Not so long ago I reread those letters. I transcribed them and arranged them in sequence. I wanted to get a glimpse of my father as a young man. I wanted to construct a narrative of my father’s war experience.  I wanted to understand my parents’ courtship, the months and circumstances immediately preceding their long and often unhappy marriage.

In 1943, my father received his commission as a 2nd lieutenant and was sent to bombardier school at Lowry Air Force Base in Denver, Colorado.  That’s where he met my mother.  Ninety days later he was transferred from Denver to Euphrata, Washington for B-17 flight training.  That’s where the letters begin.

In December, my father was sent overseas to England with the 8th Air Force, 91st division.  Between January and April 1944, he flew 25 missions over France and Germany.  Among his medals, he received the Distinguished Flying Cross and the Purple Heart.

Researching official military records, I found reports from each of my father’s 25 missions, including dates, details of the intended target, the number of airplanes lost, the number of airmen killed, and the number of airmen missing in action.  In his letters, my father did not (and perhaps could not) mention any of the details of these missions.  The most he said was, “It was rough, but don’t worry.” Sometimes, when the missions were particularly difficult, he didn’t write at all.

My father was a Jewish airman fighting against the Nazis.  Strikingly absent from his letters was any mention of Hitler, or Germany, or religion, or country.  The letters expressed no philosophical, political, or patriotic thought. He began each letter “Helen Darling,” and wrote about returning home to the girl he loved.  A few times he added a romantic verse of Robert Burns’ poetry.  Occasionally there was a request for some hard-to-obtain food item. Otherwise he wrote with immaculate penmanship in a tone of resolve and reassurance.

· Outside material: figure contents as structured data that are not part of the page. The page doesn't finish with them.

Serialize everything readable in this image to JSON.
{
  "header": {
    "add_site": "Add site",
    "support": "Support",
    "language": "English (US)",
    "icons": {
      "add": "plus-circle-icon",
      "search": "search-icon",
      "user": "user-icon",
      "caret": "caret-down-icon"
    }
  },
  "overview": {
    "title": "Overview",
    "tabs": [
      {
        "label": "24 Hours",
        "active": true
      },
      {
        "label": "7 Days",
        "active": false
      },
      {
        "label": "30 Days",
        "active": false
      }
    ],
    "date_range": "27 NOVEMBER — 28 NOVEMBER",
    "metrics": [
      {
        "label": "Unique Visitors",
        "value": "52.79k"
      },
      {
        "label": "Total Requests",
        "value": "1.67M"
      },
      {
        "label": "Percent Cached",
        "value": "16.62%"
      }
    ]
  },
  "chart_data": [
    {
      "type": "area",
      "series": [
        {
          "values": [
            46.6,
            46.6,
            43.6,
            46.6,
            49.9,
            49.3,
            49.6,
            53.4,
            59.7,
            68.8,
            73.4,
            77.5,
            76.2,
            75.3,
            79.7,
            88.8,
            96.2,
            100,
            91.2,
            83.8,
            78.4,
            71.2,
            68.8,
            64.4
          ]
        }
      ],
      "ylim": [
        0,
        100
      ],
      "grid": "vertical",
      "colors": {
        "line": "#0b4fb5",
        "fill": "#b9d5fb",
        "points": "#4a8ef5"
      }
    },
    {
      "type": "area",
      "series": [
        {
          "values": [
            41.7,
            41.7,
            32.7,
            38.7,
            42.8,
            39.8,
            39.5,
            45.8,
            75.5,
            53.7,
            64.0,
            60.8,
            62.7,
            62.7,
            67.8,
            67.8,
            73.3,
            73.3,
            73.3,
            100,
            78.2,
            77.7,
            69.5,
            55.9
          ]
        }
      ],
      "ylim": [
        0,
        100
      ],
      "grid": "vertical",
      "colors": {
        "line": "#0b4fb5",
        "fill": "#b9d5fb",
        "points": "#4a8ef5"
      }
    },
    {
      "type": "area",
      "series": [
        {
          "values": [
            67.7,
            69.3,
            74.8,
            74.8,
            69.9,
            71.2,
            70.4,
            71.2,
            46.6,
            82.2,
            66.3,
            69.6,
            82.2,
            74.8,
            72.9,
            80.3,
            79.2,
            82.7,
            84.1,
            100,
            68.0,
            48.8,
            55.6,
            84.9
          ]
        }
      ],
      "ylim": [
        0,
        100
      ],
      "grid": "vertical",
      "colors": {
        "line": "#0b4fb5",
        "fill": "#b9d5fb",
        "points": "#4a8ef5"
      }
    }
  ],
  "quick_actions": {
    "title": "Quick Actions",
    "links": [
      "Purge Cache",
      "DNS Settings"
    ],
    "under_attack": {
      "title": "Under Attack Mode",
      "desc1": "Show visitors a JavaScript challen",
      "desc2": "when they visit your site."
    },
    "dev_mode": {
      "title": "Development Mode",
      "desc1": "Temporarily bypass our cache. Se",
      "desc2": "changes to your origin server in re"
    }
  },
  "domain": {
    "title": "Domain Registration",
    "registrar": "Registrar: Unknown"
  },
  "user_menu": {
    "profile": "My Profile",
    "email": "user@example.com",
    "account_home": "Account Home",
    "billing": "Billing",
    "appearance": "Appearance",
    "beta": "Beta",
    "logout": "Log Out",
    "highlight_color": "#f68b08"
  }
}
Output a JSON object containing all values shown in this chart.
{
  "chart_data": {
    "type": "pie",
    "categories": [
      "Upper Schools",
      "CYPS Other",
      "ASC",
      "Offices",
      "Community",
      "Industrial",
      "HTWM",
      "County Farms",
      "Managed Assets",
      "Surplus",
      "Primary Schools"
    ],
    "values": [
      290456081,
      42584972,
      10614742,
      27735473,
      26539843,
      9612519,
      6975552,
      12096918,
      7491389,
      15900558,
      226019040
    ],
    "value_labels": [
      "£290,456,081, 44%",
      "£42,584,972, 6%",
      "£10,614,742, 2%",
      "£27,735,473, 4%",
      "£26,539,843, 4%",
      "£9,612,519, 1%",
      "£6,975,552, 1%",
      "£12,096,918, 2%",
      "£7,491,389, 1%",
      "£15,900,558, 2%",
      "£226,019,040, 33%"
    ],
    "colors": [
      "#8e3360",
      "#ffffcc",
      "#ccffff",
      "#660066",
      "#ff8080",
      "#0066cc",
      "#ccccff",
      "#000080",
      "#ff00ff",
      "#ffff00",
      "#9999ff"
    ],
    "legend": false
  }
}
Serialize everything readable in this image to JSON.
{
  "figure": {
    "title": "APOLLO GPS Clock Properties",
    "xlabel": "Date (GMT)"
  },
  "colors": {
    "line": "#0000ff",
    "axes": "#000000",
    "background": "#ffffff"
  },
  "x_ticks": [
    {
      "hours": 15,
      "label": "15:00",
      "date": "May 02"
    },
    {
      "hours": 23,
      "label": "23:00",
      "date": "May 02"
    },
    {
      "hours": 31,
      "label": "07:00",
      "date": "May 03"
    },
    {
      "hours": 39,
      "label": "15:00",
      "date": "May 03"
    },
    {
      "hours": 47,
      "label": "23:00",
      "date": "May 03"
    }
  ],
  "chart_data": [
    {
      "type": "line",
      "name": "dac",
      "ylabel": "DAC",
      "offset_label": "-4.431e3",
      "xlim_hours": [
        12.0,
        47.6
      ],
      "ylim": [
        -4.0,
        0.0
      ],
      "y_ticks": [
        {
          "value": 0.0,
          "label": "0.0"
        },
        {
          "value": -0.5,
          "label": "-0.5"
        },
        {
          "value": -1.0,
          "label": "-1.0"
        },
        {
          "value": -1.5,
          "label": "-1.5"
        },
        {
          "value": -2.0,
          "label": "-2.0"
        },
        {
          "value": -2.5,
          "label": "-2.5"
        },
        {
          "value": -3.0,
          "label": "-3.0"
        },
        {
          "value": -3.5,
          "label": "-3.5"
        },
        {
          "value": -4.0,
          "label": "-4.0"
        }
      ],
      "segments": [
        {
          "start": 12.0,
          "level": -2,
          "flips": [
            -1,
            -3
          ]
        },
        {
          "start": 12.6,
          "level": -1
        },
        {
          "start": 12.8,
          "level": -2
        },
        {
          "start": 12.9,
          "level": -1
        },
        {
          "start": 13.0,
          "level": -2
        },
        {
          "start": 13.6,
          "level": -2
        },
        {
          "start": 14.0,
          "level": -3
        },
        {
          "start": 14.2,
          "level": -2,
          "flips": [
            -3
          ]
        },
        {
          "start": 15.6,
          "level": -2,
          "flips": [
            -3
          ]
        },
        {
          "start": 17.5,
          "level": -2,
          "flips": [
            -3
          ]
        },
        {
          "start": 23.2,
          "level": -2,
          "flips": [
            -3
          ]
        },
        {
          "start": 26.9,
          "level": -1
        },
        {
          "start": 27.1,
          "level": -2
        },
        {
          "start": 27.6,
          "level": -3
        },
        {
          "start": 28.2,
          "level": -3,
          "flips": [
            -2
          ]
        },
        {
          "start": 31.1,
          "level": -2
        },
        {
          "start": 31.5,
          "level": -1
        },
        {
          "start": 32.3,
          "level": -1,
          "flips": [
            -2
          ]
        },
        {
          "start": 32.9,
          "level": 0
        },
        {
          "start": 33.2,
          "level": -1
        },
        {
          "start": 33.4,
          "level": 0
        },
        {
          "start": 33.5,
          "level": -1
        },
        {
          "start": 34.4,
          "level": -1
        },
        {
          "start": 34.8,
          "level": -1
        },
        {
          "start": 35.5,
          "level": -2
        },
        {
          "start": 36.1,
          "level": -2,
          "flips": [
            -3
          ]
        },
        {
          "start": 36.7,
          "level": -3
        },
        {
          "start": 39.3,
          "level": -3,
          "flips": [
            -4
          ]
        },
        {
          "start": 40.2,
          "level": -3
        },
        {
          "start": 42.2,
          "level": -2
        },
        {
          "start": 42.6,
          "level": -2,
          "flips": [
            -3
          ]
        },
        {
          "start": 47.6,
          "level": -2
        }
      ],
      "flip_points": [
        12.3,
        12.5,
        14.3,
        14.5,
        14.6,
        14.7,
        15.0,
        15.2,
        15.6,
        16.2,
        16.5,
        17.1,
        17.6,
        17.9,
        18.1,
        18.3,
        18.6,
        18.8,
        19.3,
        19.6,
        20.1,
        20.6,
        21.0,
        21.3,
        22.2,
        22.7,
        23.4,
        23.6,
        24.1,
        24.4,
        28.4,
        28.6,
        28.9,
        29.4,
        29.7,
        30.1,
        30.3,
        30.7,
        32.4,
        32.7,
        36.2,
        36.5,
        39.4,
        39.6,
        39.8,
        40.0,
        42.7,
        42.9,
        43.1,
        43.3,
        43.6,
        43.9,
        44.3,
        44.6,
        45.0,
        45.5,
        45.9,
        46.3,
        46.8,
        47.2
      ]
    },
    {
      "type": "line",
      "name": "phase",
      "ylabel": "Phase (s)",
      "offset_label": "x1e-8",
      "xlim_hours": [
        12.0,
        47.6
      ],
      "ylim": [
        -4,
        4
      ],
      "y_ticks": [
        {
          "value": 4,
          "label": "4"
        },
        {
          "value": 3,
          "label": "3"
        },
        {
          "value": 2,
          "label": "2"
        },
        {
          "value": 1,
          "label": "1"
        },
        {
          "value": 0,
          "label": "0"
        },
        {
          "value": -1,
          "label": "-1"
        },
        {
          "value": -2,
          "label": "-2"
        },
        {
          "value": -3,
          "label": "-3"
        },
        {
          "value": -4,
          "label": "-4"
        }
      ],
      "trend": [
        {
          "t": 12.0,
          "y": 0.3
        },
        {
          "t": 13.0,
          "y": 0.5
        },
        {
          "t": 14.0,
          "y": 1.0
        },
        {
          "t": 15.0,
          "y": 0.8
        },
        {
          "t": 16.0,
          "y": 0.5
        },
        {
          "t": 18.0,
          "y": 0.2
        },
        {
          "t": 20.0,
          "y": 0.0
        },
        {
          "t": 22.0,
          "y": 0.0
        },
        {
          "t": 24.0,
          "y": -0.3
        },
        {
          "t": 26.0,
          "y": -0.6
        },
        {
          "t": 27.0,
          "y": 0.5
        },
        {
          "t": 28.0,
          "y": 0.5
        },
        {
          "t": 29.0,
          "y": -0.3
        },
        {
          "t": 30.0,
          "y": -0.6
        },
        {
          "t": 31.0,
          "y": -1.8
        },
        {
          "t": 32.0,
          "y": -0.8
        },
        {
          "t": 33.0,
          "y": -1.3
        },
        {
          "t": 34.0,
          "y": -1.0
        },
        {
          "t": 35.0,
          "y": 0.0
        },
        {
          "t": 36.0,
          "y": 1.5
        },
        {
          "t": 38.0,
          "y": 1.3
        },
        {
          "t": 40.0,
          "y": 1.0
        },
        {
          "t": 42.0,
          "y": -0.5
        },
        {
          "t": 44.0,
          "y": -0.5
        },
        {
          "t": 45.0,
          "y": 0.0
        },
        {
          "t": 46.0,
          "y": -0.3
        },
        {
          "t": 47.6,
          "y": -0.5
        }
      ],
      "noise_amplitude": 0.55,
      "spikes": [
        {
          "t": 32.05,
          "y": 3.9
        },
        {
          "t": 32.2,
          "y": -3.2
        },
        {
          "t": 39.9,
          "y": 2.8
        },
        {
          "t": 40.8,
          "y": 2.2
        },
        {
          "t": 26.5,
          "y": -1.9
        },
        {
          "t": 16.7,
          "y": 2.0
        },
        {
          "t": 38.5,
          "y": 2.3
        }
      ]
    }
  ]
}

In one of my father’s letters he wrote that there were stories from the war he would one day tell his children.  He never told us those stories.  

Before being sent into combat, my father had known my mother for only a few months.  Was he really writing to my mother or to a fantasy, the girl he needed my mother to be?  Perhaps being in love was my father’s necessary distraction from the horrors of war.  Confronted with a terrifying present, there must have been some comfort imagining a romantic future.

After completing his missions my father was transferred back to the states.  One month later he and my mother were married.